GM C platform, also known as the C-Body, was a front wheel drive (FWD) automobile platform used by General Motors's Cadillac, Buick and Oldsobile divisions for their full-sized automobiles from 1985 through 1996, sharing a transverse engine configuration, rack and pinion steering and four-wheel independent suspension. 

Significantly shorter, narrower, lighter and more fuel-efficient than the platform they replaced, the C Platform vehicles were noted for having nearly the same key interior dimensions as their predecessors and a much more nearly flat passenger compartment floor — albeit with thinner seats and dramatically less upper tumblehome, locating windshield as well as side glass closer to passengers. 

Introduced in early 1984, the models were marketed as the Oldsmobile Ninety-Eight (11th gen), Buick Electra (6th gen) and Cadillac Deville (6th gen) and Fleetwood (1985-90), and were manufactured at Wentzville Assembly, Orion Assembly, and Lansing Car Assembly. 

All C-Bodies used, V6 or V8 engines, GM's TMH440 transaxle (initially), unibody construction — and all had been aerodynamically refined, with the Oldsmobile achieving a .383 drag coefficient. 

Both the H platform and C platform were largely identical, sharing the same 110.8 in wheelbase, most bodywork, interior details, glass and engines. 

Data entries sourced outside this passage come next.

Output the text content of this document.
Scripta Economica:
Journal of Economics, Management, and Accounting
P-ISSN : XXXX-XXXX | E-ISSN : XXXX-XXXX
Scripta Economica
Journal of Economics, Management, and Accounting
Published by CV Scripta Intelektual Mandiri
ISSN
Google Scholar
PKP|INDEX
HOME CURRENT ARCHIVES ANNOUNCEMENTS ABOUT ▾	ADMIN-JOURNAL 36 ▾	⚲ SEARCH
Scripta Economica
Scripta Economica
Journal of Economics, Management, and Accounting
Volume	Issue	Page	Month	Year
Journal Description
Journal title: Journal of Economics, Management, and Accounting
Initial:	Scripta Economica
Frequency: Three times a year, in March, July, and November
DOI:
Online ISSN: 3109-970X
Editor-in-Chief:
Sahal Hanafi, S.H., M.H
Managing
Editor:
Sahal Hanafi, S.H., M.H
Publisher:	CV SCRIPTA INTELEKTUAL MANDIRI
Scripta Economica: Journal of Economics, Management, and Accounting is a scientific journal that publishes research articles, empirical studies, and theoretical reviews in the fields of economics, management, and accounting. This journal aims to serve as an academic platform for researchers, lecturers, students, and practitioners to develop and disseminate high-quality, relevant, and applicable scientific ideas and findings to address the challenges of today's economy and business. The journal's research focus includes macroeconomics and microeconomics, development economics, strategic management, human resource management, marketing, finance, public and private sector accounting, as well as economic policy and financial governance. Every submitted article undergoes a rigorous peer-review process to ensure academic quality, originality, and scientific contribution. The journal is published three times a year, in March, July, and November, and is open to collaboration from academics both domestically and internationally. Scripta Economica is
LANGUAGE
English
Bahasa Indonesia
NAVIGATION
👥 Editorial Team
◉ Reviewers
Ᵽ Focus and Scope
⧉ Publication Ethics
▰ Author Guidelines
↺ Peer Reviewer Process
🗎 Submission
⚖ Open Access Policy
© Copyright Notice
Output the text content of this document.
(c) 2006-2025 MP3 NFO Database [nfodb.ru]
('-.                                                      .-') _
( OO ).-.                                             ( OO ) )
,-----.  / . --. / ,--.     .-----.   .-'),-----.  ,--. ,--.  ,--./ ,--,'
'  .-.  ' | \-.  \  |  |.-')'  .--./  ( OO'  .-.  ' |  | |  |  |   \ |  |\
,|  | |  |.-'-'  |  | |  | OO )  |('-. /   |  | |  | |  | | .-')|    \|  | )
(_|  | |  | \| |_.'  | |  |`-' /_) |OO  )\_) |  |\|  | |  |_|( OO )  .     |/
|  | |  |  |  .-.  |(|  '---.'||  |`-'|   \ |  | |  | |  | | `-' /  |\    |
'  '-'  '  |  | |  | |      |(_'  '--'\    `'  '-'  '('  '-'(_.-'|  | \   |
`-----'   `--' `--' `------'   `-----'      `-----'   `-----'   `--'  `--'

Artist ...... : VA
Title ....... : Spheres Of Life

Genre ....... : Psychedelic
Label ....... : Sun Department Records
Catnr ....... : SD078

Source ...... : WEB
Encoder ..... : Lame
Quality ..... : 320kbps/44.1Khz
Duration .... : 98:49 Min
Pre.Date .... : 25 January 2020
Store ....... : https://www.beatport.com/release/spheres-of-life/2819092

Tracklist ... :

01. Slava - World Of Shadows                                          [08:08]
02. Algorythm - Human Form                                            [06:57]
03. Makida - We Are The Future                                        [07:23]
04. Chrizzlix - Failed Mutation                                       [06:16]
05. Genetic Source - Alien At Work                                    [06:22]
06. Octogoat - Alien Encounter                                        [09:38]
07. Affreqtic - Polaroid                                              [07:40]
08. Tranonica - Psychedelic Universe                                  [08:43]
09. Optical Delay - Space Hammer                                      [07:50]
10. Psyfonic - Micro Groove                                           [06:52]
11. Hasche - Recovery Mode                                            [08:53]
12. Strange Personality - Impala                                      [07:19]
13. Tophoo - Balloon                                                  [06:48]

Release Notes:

Cadillac would later introduce C Body models with a 113.8 in wheelbase. Most C-body vehicles were ultimately replaced with cars on the related G, H, and K platform designations.

The Cadillac Series 75 limousine briefly made its return on this platform, stretched by 23.6" to a wheelbase of 134.4". Cadillac used the platform though 1993; Buick heavily revised the Electra, becoming the first generation Buick Park Avenue (1991-1996), while still using the C Platform; and Oldsmobile marketed C Platform derivatives through 1990, notably the Oldsmobile Touring Sedan.

Models using the C Platform

Related H body models
The H platform and C platform were largely identical, sharing the same 110.8 in wheelbase, most bodywork, interior details, glass and engines.